Pierwszy szturm - nieudany
Przed sezonem 2016/17 spore zmiany w drużynie: trenerem został Jerzy Cyrak, wraz z nim dołączyło kilku piłkarzy Pelikana Niechanowo, który zajął 2. miejsce w III lidze. Nadzieje były spore, pierwszy szturm na II ligę jednak się nie udał. W kwietniu Elana traciła 10 punktów do lidera i Cyraka zastąpił Rafał Górak.

Rafał Górak - właściwy człowiek na awans
To był strzał w dziesiątkę. Szkoleniowiec do tej pory związany był z klubami z południa (Ruch Radzionków, GKS Tychy, GKS Katowice, BKS Bielsko-Biała), ale w Toruniu poradził sobie świetnie.
Górak co prawda zakończył sezon na 5. miejscu, ale w klubie dano mu kredyt zaufania i powierzono budowę nowej drużyny. Cierpliwości nie zabrakło także w trakcie sezonu: wiary w koncepcję Góraka nie zburzyły seria bez zwycięstwa jesienią i dość kiepski początek rundy wiosennej (dwie porażki w trzech pierwszych meczach).
Drużyna nabierała rozpędu. Świt Skolwin długo bronił się na pozycji lidera, ale seria jedenastu meczów bez porażki Elany była wynikiem bez precedensu w tym sezonie.
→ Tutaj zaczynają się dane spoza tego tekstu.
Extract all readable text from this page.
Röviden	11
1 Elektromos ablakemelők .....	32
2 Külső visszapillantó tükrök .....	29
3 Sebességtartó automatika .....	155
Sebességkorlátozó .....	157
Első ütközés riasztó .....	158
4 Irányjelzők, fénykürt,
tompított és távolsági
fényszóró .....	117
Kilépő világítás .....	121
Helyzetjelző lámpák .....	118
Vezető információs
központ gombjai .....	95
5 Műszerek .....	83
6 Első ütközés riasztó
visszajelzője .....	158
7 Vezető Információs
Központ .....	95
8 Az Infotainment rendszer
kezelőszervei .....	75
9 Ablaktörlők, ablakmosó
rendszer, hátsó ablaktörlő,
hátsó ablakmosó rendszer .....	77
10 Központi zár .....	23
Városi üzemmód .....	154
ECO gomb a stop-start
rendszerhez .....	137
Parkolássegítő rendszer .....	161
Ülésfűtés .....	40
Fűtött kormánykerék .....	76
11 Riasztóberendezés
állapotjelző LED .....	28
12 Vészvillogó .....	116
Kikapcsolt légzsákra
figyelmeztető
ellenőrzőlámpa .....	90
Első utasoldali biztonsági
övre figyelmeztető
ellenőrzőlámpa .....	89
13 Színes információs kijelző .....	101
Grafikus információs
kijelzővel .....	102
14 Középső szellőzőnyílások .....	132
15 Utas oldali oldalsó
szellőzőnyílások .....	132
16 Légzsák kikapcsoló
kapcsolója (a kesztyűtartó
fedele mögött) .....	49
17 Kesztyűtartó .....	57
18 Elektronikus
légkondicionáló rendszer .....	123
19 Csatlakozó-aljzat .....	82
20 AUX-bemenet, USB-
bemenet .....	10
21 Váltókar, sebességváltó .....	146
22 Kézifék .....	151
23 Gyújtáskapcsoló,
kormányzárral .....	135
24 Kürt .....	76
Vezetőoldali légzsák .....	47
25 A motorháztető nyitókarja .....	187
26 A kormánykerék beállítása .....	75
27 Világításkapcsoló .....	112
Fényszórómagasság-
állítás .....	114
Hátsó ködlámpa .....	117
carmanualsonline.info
Torunianie zachwycali zwłaszcza grą defensywną. Do feralnego meczu z KP Starogard Elana straciła tylko 20 goli, co było najlepszym wynikiem we wszystkich czterech grupach III ligi.

Jak strzelec z konopii
To drużyna wygrywała i awansowała, ale miała swojego bohatera. Naszym zdaniem - był nim Filip Kozłowski. Jesienią był jedynie rezerwowym, ale potem... 22-letni napastnik strzelił w rundzie wiosennej aż 11 bramek!

Jest spokój, będzie kolejny awans?
Elana ma obecnie stabilny budżet (mówi się o 2 mln zł w III lidze, teraz na pewno będzie większy). Do Macieja Jóźwickiego dołączył Adam Krużyński, jeden z dyrektorów firmy Nice (jej logo znalazło się na koszulkach).
O planach na przyszły sezon jeszcze za wcześnie mówić, ale zapewne celem drużyny będzie atak na I ligę. Warto pamiętać, że w tym sezonie drużyna sięgnęła po podwójną koronę, bo zdobyła także Regionalny Puchar Polski.